Parallel Computing (B-KUL-H03F9A)
Aims
The aim of the course is to provide insight into the key issues of parallel high performance computing and into the design and performance analysis of parallel algorithms.
The students should be able to design and analyse parallel algorithms with simple data dependencies, both in the shared memory programming model, available on multicore systems, as well as in the distributed memory programming model, available on HPC clusters.
Previous knowledge
Skills: the student must be able to analyze, synthesize and interpret scientific texts and results at master program level.
Knowledge: programming in Java or C/C++, algorithms for basic numerical and non-numerical tasks (matrix operations, sorting, ...).
Is included in these courses of study
- Master in de ingenieurswetenschappen: wiskundige ingenieurstechnieken (Leuven) 120 ects.

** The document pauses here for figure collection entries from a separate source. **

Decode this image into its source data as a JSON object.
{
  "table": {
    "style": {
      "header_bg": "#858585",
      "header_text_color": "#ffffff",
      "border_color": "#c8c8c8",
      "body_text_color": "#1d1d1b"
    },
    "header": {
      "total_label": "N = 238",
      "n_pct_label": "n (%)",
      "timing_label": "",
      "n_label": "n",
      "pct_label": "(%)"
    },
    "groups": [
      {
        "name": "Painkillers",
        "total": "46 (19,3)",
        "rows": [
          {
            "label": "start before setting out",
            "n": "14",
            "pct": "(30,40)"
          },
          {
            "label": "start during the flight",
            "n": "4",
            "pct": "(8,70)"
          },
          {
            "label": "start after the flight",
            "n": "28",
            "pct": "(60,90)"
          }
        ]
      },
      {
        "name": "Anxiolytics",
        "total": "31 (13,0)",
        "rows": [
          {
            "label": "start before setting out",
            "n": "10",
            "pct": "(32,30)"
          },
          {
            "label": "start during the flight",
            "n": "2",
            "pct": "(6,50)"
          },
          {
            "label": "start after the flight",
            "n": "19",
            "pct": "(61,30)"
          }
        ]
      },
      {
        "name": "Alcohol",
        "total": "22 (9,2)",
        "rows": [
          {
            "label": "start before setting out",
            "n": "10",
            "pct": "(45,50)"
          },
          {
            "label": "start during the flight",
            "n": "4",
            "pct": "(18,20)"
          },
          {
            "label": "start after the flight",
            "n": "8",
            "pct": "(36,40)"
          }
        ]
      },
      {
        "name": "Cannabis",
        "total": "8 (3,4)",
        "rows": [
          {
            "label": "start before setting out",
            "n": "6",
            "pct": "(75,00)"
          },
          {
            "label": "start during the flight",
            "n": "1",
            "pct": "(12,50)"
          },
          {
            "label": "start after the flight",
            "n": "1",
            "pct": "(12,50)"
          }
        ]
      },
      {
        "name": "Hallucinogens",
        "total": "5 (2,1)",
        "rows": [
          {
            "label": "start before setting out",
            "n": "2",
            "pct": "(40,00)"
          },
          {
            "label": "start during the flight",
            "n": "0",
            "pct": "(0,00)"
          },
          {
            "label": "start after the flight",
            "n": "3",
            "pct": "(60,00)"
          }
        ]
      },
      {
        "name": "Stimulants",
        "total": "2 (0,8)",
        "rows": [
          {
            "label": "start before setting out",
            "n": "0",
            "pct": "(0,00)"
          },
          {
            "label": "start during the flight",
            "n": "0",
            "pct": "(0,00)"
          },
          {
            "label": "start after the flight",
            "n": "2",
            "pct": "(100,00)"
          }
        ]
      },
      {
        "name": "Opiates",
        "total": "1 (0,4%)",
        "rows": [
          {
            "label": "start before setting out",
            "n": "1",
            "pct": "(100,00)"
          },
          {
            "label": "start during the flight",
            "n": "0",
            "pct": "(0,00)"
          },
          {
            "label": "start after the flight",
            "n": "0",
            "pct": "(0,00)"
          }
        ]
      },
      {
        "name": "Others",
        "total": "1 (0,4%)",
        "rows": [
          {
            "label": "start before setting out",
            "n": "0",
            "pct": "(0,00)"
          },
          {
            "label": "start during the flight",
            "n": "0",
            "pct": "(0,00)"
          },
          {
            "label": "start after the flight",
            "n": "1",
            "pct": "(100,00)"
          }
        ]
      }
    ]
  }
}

- Master in de ingenieurswetenschappen: computerwetenschappen (Leuven) (Hoofdoptie Computationele informatica) 120 ects.
- Master in de wiskunde (Leuven) 120 ects.
- Master of Mathematics (Leuven) 120 ects.

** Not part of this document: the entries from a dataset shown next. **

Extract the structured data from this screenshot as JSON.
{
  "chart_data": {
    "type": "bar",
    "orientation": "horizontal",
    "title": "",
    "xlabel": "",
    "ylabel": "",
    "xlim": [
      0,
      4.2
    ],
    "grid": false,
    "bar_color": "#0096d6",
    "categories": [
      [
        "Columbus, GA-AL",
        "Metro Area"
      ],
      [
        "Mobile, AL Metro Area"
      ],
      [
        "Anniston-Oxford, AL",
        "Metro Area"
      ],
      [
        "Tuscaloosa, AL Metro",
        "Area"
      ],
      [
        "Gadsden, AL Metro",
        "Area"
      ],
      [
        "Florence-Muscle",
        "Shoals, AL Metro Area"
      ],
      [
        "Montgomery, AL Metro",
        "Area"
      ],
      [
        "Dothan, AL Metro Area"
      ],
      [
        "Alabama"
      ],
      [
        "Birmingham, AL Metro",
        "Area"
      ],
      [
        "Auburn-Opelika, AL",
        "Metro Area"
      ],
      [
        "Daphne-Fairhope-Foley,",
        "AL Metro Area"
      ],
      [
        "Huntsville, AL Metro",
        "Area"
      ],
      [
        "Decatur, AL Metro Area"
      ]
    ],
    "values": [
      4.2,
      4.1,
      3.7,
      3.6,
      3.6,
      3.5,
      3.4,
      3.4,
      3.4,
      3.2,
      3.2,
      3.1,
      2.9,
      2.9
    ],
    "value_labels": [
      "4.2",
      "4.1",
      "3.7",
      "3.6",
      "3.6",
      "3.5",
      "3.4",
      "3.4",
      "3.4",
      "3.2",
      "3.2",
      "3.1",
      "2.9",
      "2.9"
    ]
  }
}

- Courses for Exchange Students Faculty of Engineering Science (Leuven)
- Master of Mathematical Engineering (Leuven) 120 ects.
Activities
3 ects. Parallel Computing: Lecture (B-KUL-H03F9a)
Content
This course deals with the design, implementation and performance analysis of parallel algorithms. First, the architecture of parallel computers (multicore systems, HPC clusters) is briefly reviewed. Several programming models (shared address space, message passing, ...) are described. The main part of the course deals with parallel algorithms for a number of model problems, including matrix operations, sorting, operations on graphs. Some papers on more advanced topics (e.g. load balancing) are studied.

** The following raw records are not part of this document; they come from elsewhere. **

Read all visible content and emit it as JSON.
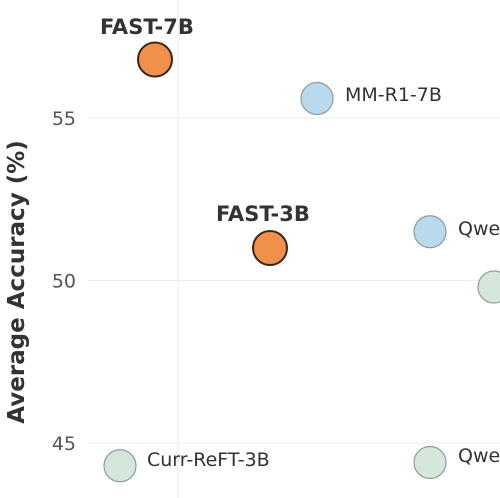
{
  "chart_data": {
    "type": "scatter",
    "title": "",
    "ylabel": "Average Accuracy (%)",
    "xlabel": "",
    "ylim": [
      43.5,
      58.5
    ],
    "yticks": [
      45,
      50,
      55
    ],
    "grid": true,
    "points": [
      {
        "label": "FAST-7B",
        "y": 56.8,
        "color": "#f0904a",
        "highlight": true
      },
      {
        "label": "MM-R1-7B",
        "y": 55.6,
        "color": "#b9d9ee",
        "highlight": false
      },
      {
        "label": "FAST-3B",
        "y": 51.0,
        "color": "#f0904a",
        "highlight": true
      },
      {
        "label": "Qwe",
        "y": 51.5,
        "color": "#b9d9ee",
        "highlight": false
      },
      {
        "label": "",
        "y": 49.8,
        "color": "#d5e7da",
        "highlight": false
      },
      {
        "label": "Curr-ReFT-3B",
        "y": 44.3,
        "color": "#d5e7da",
        "highlight": false
      },
      {
        "label": "Qwe",
        "y": 44.4,
        "color": "#d5e7da",
        "highlight": false
      }
    ]
  }
}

- Standard concepts of parallel algorithms: speed-up, law of Amdahl, scalability, pipelining, classification (SISD, SIMD, MIMD), levels of parallelism
- Organisation of computer hardware: memory hierarchy, multicore machine, arithmetic intensity, temporal and spatial locality, interconnects, programming models
- Distributed memory and message passing: point to point communication, collective operations, MPI, communication hiding and avoidance
- Shared memory and multithreading: threads, OpenMP
- Parallel matrix vector product: partitioning, complexity for dense, tridiagonal, banded and sparse matrices
- Sorting: bubblesort and quicksort
- Communication avoidance, commication hiding
- Other topics: MapReduce, BDMPI
Course material
Study cost: 1-10 euros (The information about the study costs as stated here gives an indication and only represents the costs for purchasing new materials. There might be some electronic or second-hand copies available as well. You can use LIMO to check whether the textbook is available in the library. Any potential printing costs and optional course material are not included in this price.)
- Textbook
- extra material (slides, papers) made available on Toledo
1 ects. Parallel Computing: Exercises and Laboratory Sessions (B-KUL-H03G0a)
Content
Exercises and practical sessions related to the lectures Algorithms for parallel computers.
Course material
- Textbook
- extra material made available on Toledo
Format: more information
2 or 3 sessions are exercise sessions without access to computers; 2 or 3 sessions are hands-on sessions with access to a multicore system and to a HPC cluster. The latter sessions are obligatory.
Evaluation
Evaluation: Parallel Computing (B-KUL-H23F9a)
Explanation
The evaluation consists of the written exam in January, the results of an assignment during the exercise sessions and a summary of a scientific paper.